Pergerakan anjing domestik yang berkeliaran bebas (FRDD) telah dipelajari di berbagai negara di seluruh dunia. Penelitian sebelumnya melibatkan anjing yang tinggal di Australia (1–8); Amerika Latin, termasuk Brasil (9, 10), Meksiko (11, 12), dan Chili (13–16); dan Asia, termasuk India (17), Tibet (18), dan Kirgistan (19). Sejauh pengetahuan kami, belum ada penelitian yang menyelidiki perilaku berkeliaran FRDD di Afrika sejauh ini.

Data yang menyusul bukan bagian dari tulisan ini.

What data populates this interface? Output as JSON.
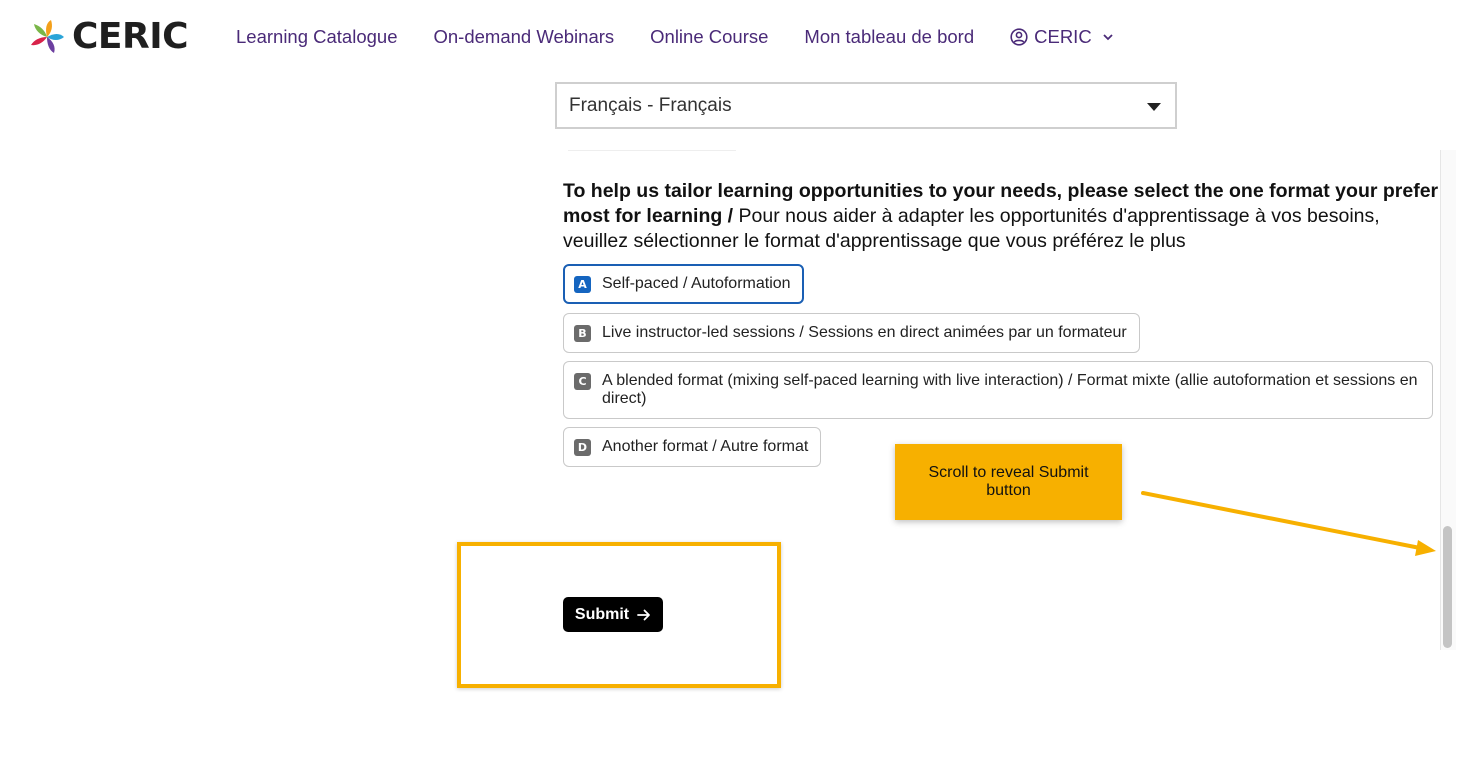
{
  "header": {
    "logo_text": "CERIC",
    "nav": [
      "Learning Catalogue",
      "On-demand Webinars",
      "Online Course",
      "Mon tableau de bord"
    ],
    "account_label": "CERIC",
    "account_icon": "user-circle-icon",
    "account_chevron_icon": "chevron-down-icon"
  },
  "language_select": {
    "value": "Français - Français"
  },
  "question": {
    "bold_text": "To help us tailor learning opportunities to your needs, please select the one format your prefer most for learning /",
    "normal_text": " Pour nous aider à adapter les opportunités d'apprentissage à vos besoins, veuillez sélectionner le format d'apprentissage que vous préférez le plus"
  },
  "options": [
    {
      "key": "A",
      "label": "Self-paced / Autoformation",
      "selected": true
    },
    {
      "key": "B",
      "label": "Live instructor-led sessions / Sessions en direct animées par un formateur",
      "selected": false
    },
    {
      "key": "C",
      "label": "A blended format (mixing self-paced learning with live interaction) / Format mixte (allie autoformation et sessions en direct)",
      "selected": false
    },
    {
      "key": "D",
      "label": "Another format / Autre format",
      "selected": false
    }
  ],
  "callout": {
    "text": "Scroll to reveal Submit button"
  },
  "submit": {
    "label": "Submit",
    "icon": "arrow-right-icon"
  },
  "colors": {
    "nav_purple": "#4a2a78",
    "callout_orange": "#f7b000",
    "selected_blue": "#1a5fb4",
    "submit_black": "#000000"
  }
}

Sering kali, data dikumpulkan menggunakan perangkat pelacak Sistem Pemosisian Global (GPS) (1–4, 6–8, 11–16, 18–20), tetapi alat lain, seperti tangkap-tangkap kembali (10, 21) atau wawancara (9), juga digunakan untuk mengumpulkan data tentang perilaku berkeliaran FRDD. Wilayah jelajah (2, 14, 17, 19), area yang biasa digunakan anjing untuk aktivitas normal, seperti berkembang biak atau mencari makan, dan jarak dari rumah (12, 13, 20) diterapkan untuk mendeskripsikan dan menyelidiki perilaku anjing berkeliaran. Studi-studi ini meningkatkan pengetahuan tentang perilaku FRDD dengan menyelidiki pergerakan anjing dalam kaitannya dengan habitatnya (15, 16), interaksi dengan satwa liar (7, 12), dampak karakteristik anjing (6, 8, 10, 13, 22), atau sterilisasi (10, 14) pada perilaku anjing berkeliaran.

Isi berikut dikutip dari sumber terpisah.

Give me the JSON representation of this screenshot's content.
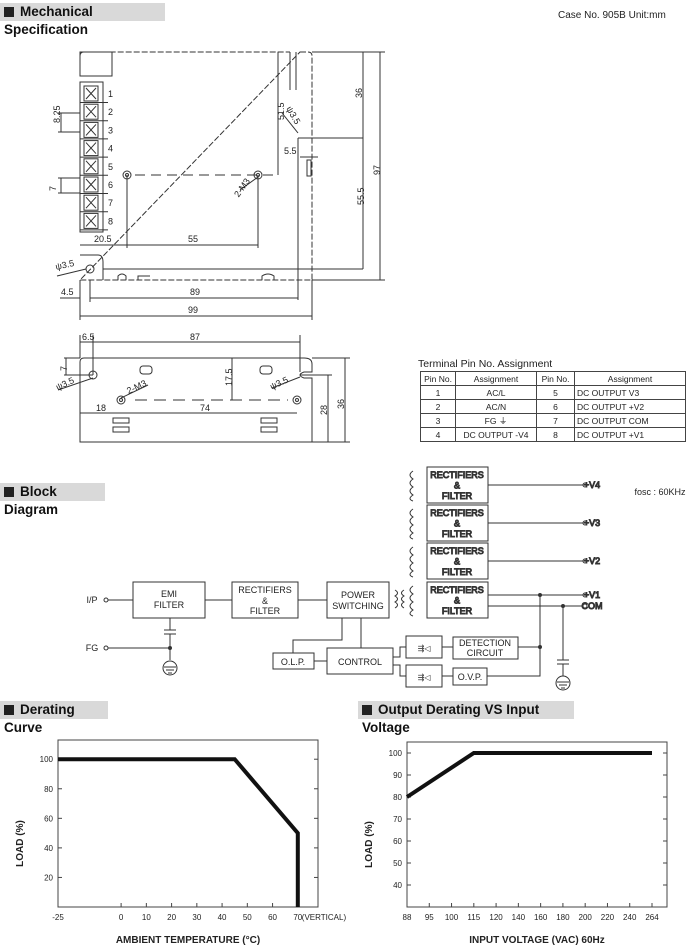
{
  "sections": {
    "mechanical": "Mechanical Specification",
    "block": "Block Diagram",
    "derating": "Derating Curve",
    "output_derating": "Output Derating VS Input Voltage"
  },
  "case_info": "Case No. 905B    Unit:mm",
  "mech": {
    "pins": [
      "1",
      "2",
      "3",
      "4",
      "5",
      "6",
      "7",
      "8"
    ],
    "d825": "8.25",
    "d7": "7",
    "d205": "20.5",
    "d55": "55",
    "d515": "51.5",
    "phi35": "ψ3.5",
    "d55b": "5.5",
    "m3": "2-M3",
    "d36": "36",
    "d555": "55.5",
    "d97": "97",
    "d45": "4.5",
    "d89": "89",
    "d99": "99",
    "s65": "6.5",
    "s87": "87",
    "s7": "7",
    "sphi": "ψ3.5",
    "sm3": "2-M3",
    "s175": "17.5",
    "sphi2": "ψ3.5",
    "s18": "18",
    "s74": "74",
    "s28": "28",
    "s36": "36"
  },
  "terminal": {
    "title": "Terminal Pin No.  Assignment",
    "headers": [
      "Pin No.",
      "Assignment",
      "Pin No.",
      "Assignment"
    ],
    "rows": [
      [
        "1",
        "AC/L",
        "5",
        "DC OUTPUT V3"
      ],
      [
        "2",
        "AC/N",
        "6",
        "DC OUTPUT +V2"
      ],
      [
        "3",
        "FG ⏚",
        "7",
        "DC OUTPUT COM"
      ],
      [
        "4",
        "DC OUTPUT -V4",
        "8",
        "DC OUTPUT +V1"
      ]
    ]
  },
  "block": {
    "fosc": "fosc : 60KHz",
    "ip": "I/P",
    "fg": "FG",
    "emi": [
      "EMI",
      "FILTER"
    ],
    "rect": [
      "RECTIFIERS",
      "&",
      "FILTER"
    ],
    "power": [
      "POWER",
      "SWITCHING"
    ],
    "olp": "O.L.P.",
    "control": "CONTROL",
    "detection": [
      "DETECTION",
      "CIRCUIT"
    ],
    "ovp": "O.V.P.",
    "outputs": [
      "+V4",
      "+V3",
      "+V2",
      "+V1",
      "COM"
    ]
  },
  "chart_data": [
    {
      "type": "line",
      "title": "Derating Curve",
      "xlabel": "AMBIENT TEMPERATURE (°C)",
      "ylabel": "LOAD (%)",
      "xticks": [
        "-25",
        "0",
        "10",
        "20",
        "30",
        "40",
        "50",
        "60",
        "70"
      ],
      "x_annotation": "(VERTICAL)",
      "yticks": [
        "20",
        "40",
        "60",
        "80",
        "100"
      ],
      "xlim": [
        -25,
        78
      ],
      "ylim": [
        0,
        113
      ],
      "points": [
        [
          -25,
          100
        ],
        [
          45,
          100
        ],
        [
          70,
          50
        ],
        [
          70,
          0
        ]
      ],
      "grid": false,
      "color": "#111111"
    },
    {
      "type": "line",
      "title": "Output Derating VS Input Voltage",
      "xlabel": "INPUT VOLTAGE (VAC) 60Hz",
      "ylabel": "LOAD (%)",
      "xticks": [
        "88",
        "95",
        "100",
        "115",
        "120",
        "140",
        "160",
        "180",
        "200",
        "220",
        "240",
        "264"
      ],
      "yticks": [
        "40",
        "50",
        "60",
        "70",
        "80",
        "90",
        "100"
      ],
      "ylim": [
        30,
        105
      ],
      "points": [
        [
          88,
          80
        ],
        [
          115,
          100
        ],
        [
          264,
          100
        ]
      ],
      "grid": false,
      "color": "#111111"
    }
  ]
}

Studi yang menyelidiki prediktor untuk berkeliaran sangat menarik, karena dapat digunakan untuk menginformasikan langkah-langkah pengendalian penyakit menular. Misalnya, selama kampanye vaksinasi, upaya tambahan dapat dilakukan untuk anjing yang memiliki wilayah jelajah yang lebih luas atau berkeliaran lebih jauh dari rumah karena mereka mungkin bersentuhan dengan lebih banyak anjing atau dapat menyebarkan penyakit menular dalam jarak yang lebih jauh (23). Setelah karakteristik anjing-anjing tersebut diidentifikasi, pemiliknya dapat menjadi sasaran kampanye peningkatan kesadaran yang membahas manfaat vaksinasi. Rabies, penyakit saraf yang disebabkan oleh Virus Rabies (RABV), yang hampir selalu berakibat fatal setelah timbulnya gejala, merupakan penyakit yang paling sering diselidiki dalam studi tentang FRDD. FRDD memainkan peran penting dalam penyebaran rabies karena anjing dianggap sebagai sumber utama penularan rabies ke manusia (24). Namun, perilaku anjing juga telah diselidiki terkait dengan penyakit zoonosis lain yang ditularkan melalui anjing, seperti echinococcosis (18, 19), Leishmaniasis (25, 26), atau Rocky Mountain spotted fever (11), karena dampaknya terhadap kesehatan manusia. Tujuan dari studi tersebut meliputi penyempurnaan strategi pengendalian terkini di daerah endemis, pencegahan penyebaran penyakit di negara-negara yang bebas dari penyakit tertentu (misalnya, rabies di Australia) dan menginformasikan program pengelolaan populasi anjing (20, 23, 27).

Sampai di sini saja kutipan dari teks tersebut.